Chapter 156. Normalizing Garbage
Trash can distribution was easier than Rhys had expected, but then, perhaps he should have expected it to be easy, when he’d already taken control of a multi-city criminal logistics network. The greatest portion of effort went into crafting the baskets, since he had to do that manually, and trash baskets had to be as large as public trash cans to be meaningful. Rhys went from having the same joking opinion about Underwater Basketweaving classes as everyone else did, to being of the impression that they should be mandatory for all college, if not high school students. Luckily, several of the mages in his repertoire, especially the ex-criminal kind, had basketweaving backgrounds due to having grown up as mortals in a medieval world, and once he pointed them at using materials from the trash, they were able to rapidly accelerate his basketmaking efforts. He still had to add the void to the baskets, but that limited his efforts in the process to the very final step, so that Rhys could put all his effort into adding void, rather than building the entire basket from scratch.
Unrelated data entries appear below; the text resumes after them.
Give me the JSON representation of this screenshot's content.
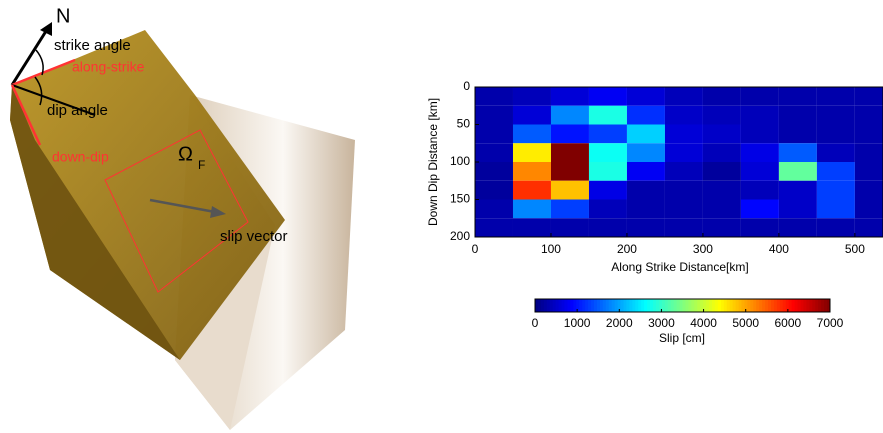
{
  "diagram": {
    "north": "N",
    "strike_angle": "strike angle",
    "along_strike": "along-strike",
    "dip_angle": "dip angle",
    "down_dip": "down-dip",
    "fault": "Ω",
    "fault_sub": "F",
    "slip_vector": "slip vector"
  },
  "chart_data": {
    "type": "heatmap",
    "xlabel": "Along Strike Distance[km]",
    "ylabel": "Down Dip Distance [km]",
    "x": [
      0,
      50,
      100,
      150,
      200,
      250,
      300,
      350,
      400,
      450,
      500,
      550
    ],
    "y": [
      0,
      25,
      50,
      75,
      100,
      125,
      150,
      175,
      200
    ],
    "values": [
      [
        300,
        400,
        600,
        800,
        600,
        400,
        300,
        300,
        300,
        300,
        300
      ],
      [
        300,
        600,
        1800,
        2800,
        1200,
        500,
        400,
        400,
        300,
        300,
        300
      ],
      [
        300,
        1500,
        1000,
        1300,
        2300,
        600,
        500,
        400,
        300,
        300,
        300
      ],
      [
        300,
        4500,
        7000,
        2700,
        1800,
        600,
        400,
        700,
        1500,
        400,
        300
      ],
      [
        200,
        5200,
        7000,
        2800,
        800,
        400,
        200,
        600,
        3300,
        1300,
        300
      ],
      [
        200,
        5800,
        4800,
        700,
        300,
        300,
        300,
        400,
        500,
        1300,
        300
      ],
      [
        300,
        1800,
        1300,
        400,
        300,
        300,
        300,
        900,
        500,
        1300,
        300
      ],
      [
        300,
        300,
        300,
        300,
        300,
        300,
        300,
        300,
        300,
        300,
        300
      ]
    ],
    "xlim": [
      0,
      537
    ],
    "ylim": [
      200,
      0
    ],
    "xticks": [
      0,
      100,
      200,
      300,
      400,
      500
    ],
    "yticks": [
      0,
      50,
      100,
      150,
      200
    ],
    "colormap": "jet",
    "clim": [
      0,
      7000
    ],
    "clabel": "Slip [cm]",
    "cticks": [
      0,
      1000,
      2000,
      3000,
      4000,
      5000,
      6000,
      7000
    ]
  }
}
The chips, fries, and soda were mostly enchanted-slash-enpotionated by people who weren’t Rhys nowadays. He still stepped in to make a personal effort on the snacks associated with new cities, to make sure they got the good stuff for long enough for his brand to spread its name and get people hooked, but once he got them started, he could count on others to imbue them with the sense of enlightenment or whatever other magical qualities he required. After all, the whole point of the sense of magicality imbued in the snacks was that it was only a sense of magicality, not actual magicality, so it being Trash Intent or Trash Enlightenment wasn’t important, nor did anyone else have to worry about imbuing their path and accidentally giving other mages access to their enlightenment; the chips never enlightened anyone, and it was all nothing but smoke and mirrors, so it was safe for anyone to ‘share their path’ through Rhys’s techniques.
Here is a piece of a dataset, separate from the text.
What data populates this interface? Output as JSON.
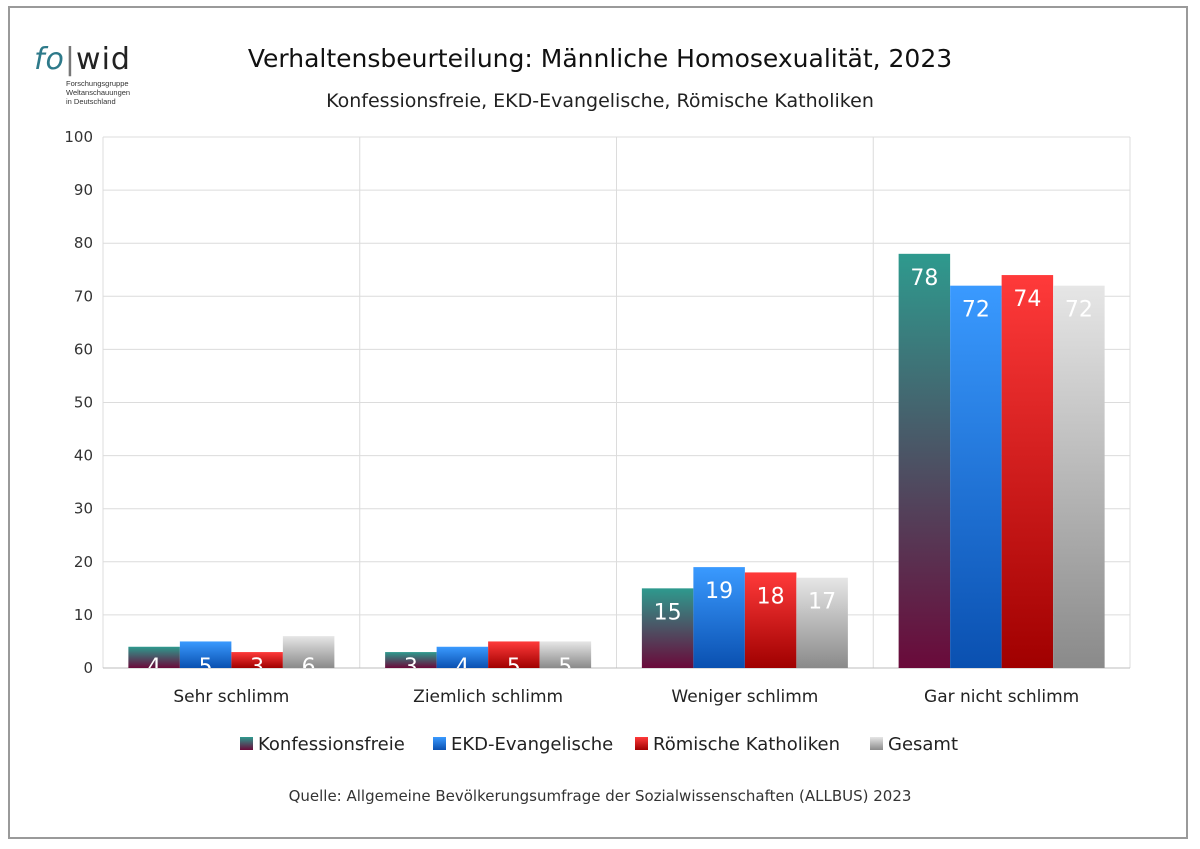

The void baskets were different. No one else had access to the void like Rhys did, and the few who even noticed there was magic on the baskets couldn’t quite describe what Rhys had done to them, just that he’d certainly done something, so Rhys had to manually en-void the baskets. He didn’t mind. It was something to keep him occupied, and the fact that he had to do something gave him an excuse not to do the thousand other things he could be doing, that were always nagging at the back of his mind. Like rescuing other people from the camps.
I’m going to do it. I have to. I want to. But I couldn’t do it too quick in succession. Too quick, one after another, and conditions would get worse, not to mention the Empire would lock them down far worse. It would happen eventually anyways, but he wanted to control it. Control how and when it happened.
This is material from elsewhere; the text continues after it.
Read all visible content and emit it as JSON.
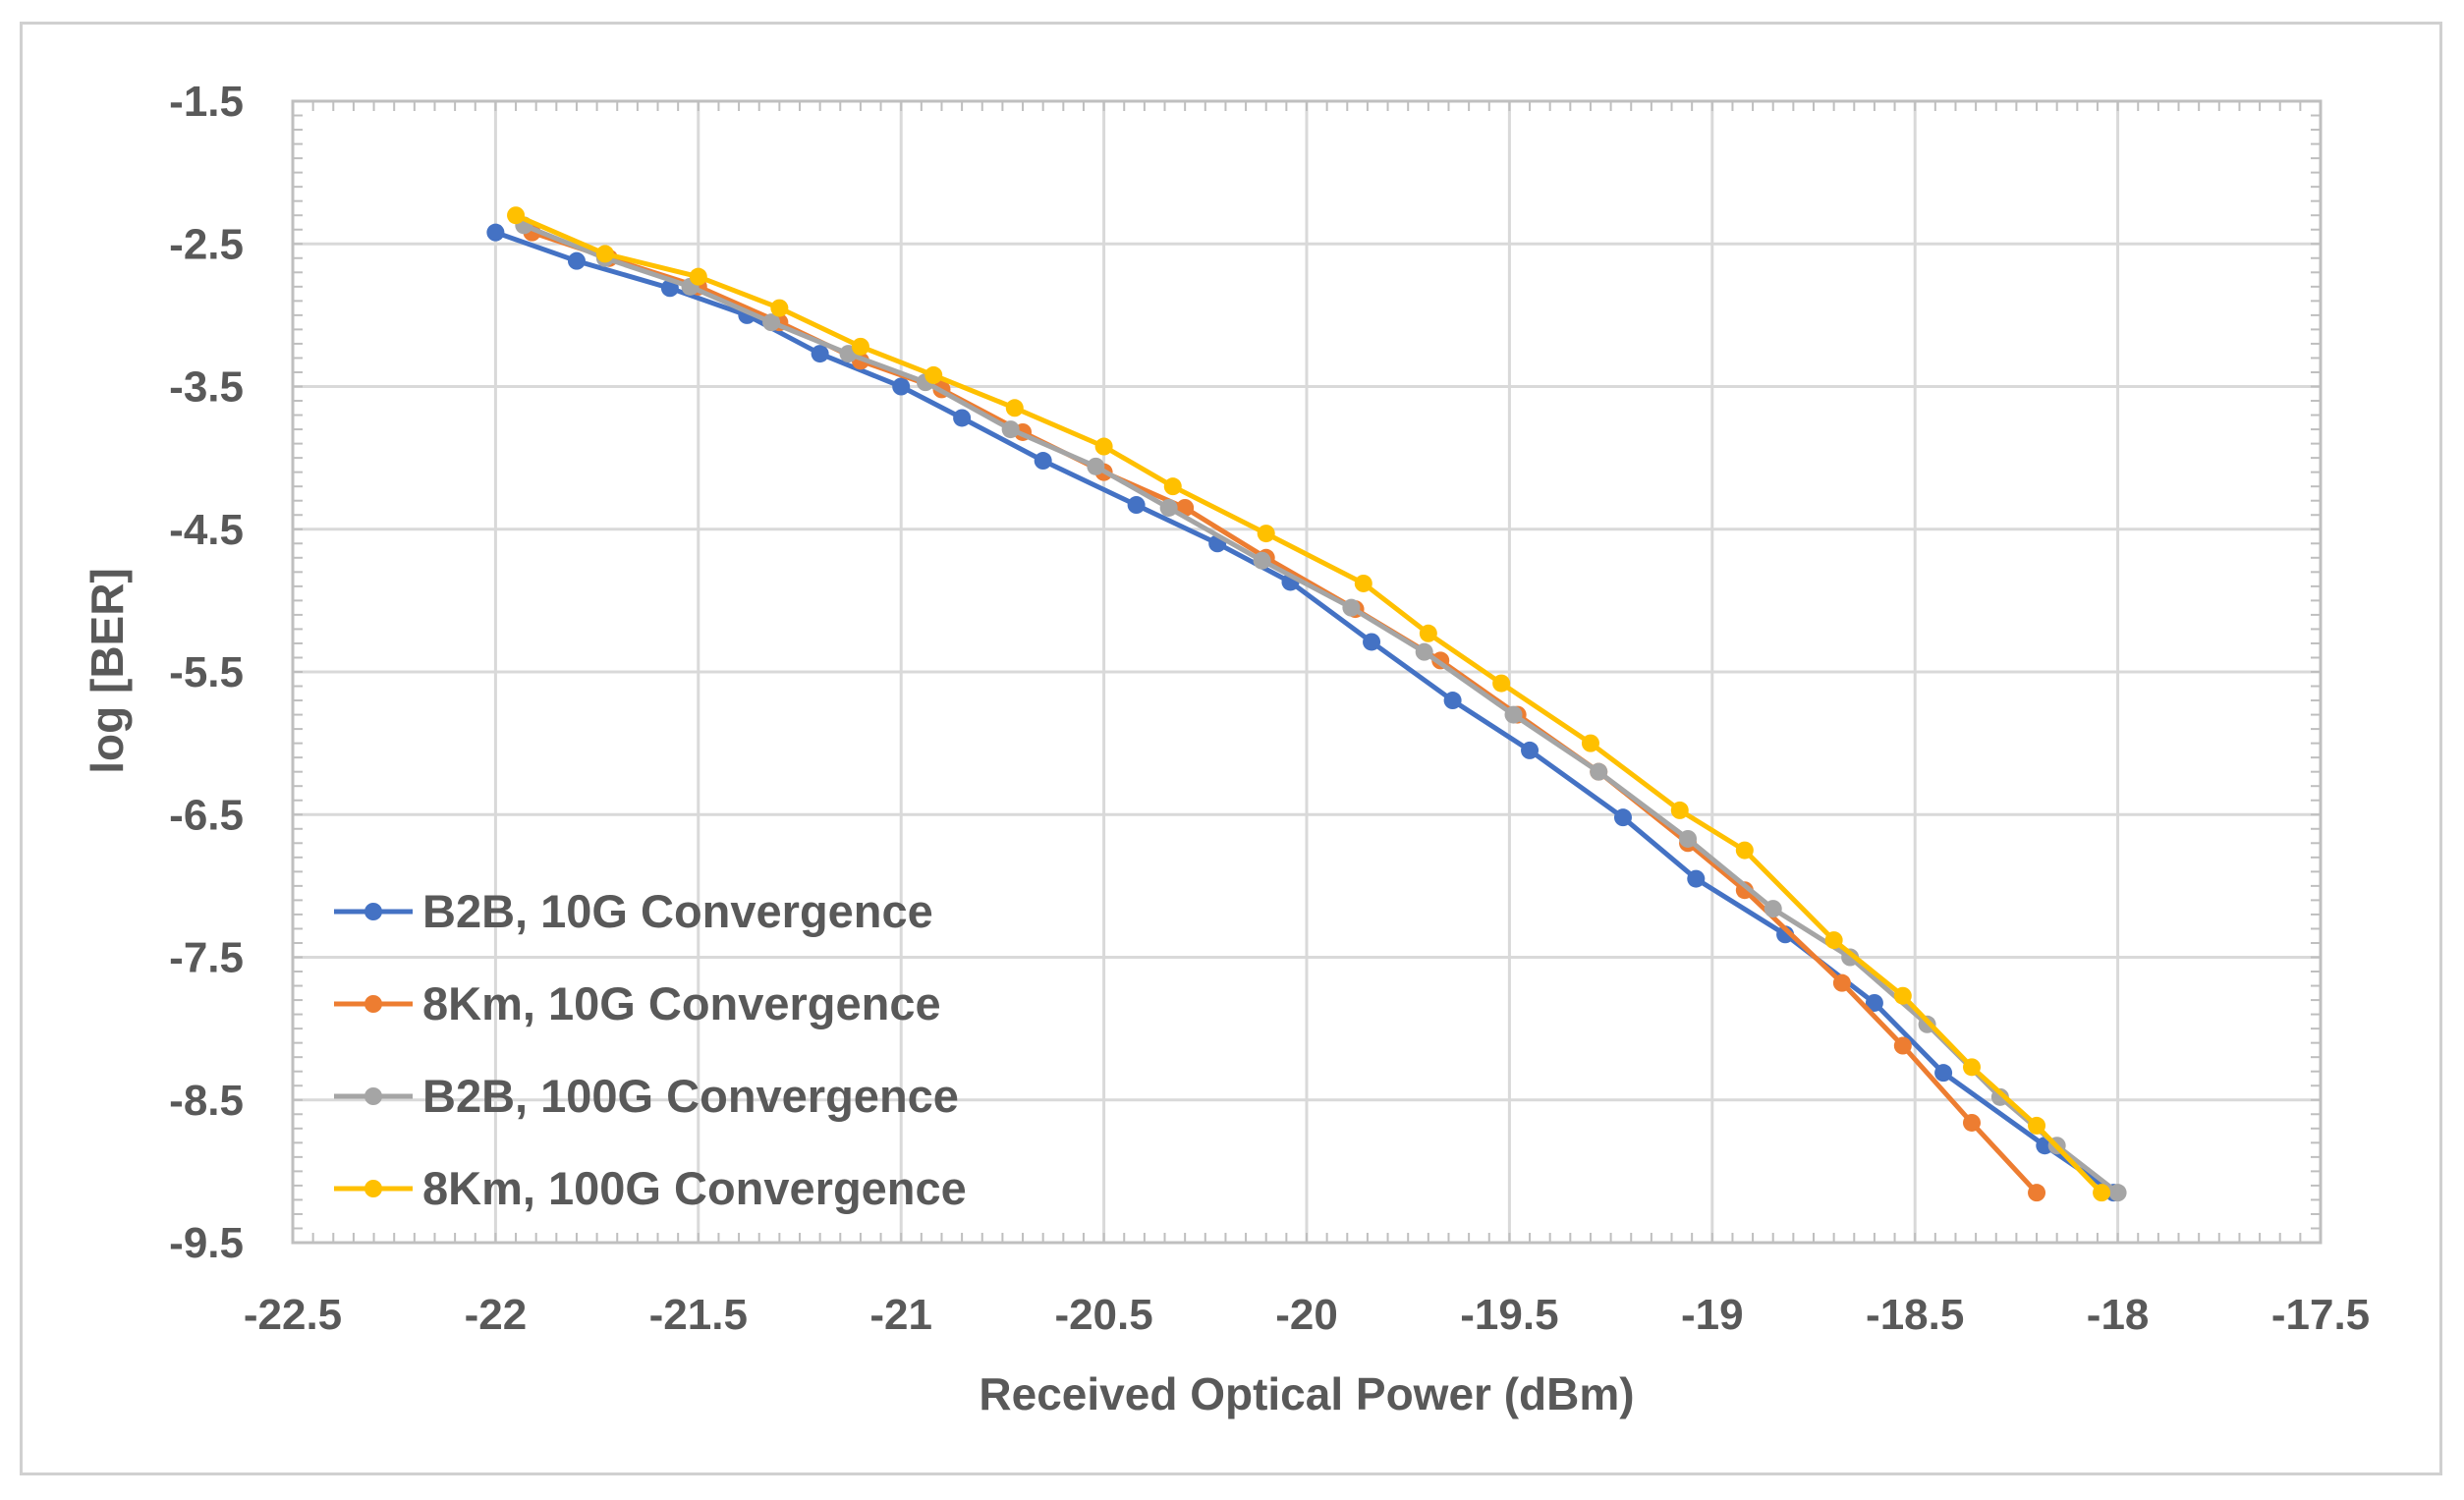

Now that he had bases in several cities, he could launch simultaneous attacks in a way he never could before. On top of that, he had manpower that he hadn’t had before. True, he couldn’t use all the criminals, but some of them were trustworthy enough, or hated the Empire enough individually that he could count on them for raiding the camps. Everything he’d done, including the trash baskets, was for the sake of fighting the Empire and freeing mages from the camps. He felt like he hadn’t done enough because he hadn’t directly gone to camps and fought to free them, but that wasn’t it at all. He’d only been playing the long game. Building up his manpower, strength, and location so that he could attack more effectively wasn’t a waste of time, and it wasn’t a wrong decision to make. So why did he feel so guilty about it?
Rhys sighed and rubbed his forehead, looking down at the void basket in front of him. He hadn’t started feeling so weird about it until the curse backlash… or maybe until he’d started playing with the void? He couldn’t be sure. He’d done them both at about the same time, so it was hard to untangle the effects of the two weird things he’d done that might mess with his mental state.
On the other hand, I’m in prime shape to attempt that new mind attack technique! Rhys smiled, glad he’d been able to find the good in it all. Sure, it was a strange kind of ‘good,’ but he’d take it. Who would expect a mental attack from a guy who mostly fought in melee, anyways? He knew he wouldn’t. And an unexpected attack on a front where someone expected no attack was even better than an ordinary sneak attack.
He had no illusions about the technique. It wouldn’t be mind control, or mind influence, or anything even close to it. If it worked half as well ash e hoped it would, it would essentially be like spam-mailing someone’s brain. Or maybe forcibly making someone relive their own trauma, or maybe forcing them to live his? Whatever it was, it would be a blunt instrument. A momentary attack, no more, and no less. He didn’t know if he was relieved or annoyed that his mind attack was kind of trash. No, he knew the answer, he thought, smiling to himself.
Pleased. Very pleased.
Who needed some difficult, finesse-based, ultra-detailed mind manipulation skill when he could just slap his opponents with trauma instead? Who needed to coerce an enemy into walking closer to a cliff when he could just trauma-dump them and attack them in the momentary opening trauma-dumping gave him? Who needed the moral quandaries of mind control when you could just mind-punch someone instead, with no more worries than punching them in the face instead of the brain? It was the perfect kind of mental attack for a trashy guy like him.
Plus, it eliminated the need for therapy! Why waste time and money on therapy when you could just toss your trauma at someone else instead? Quick, safe, and effective!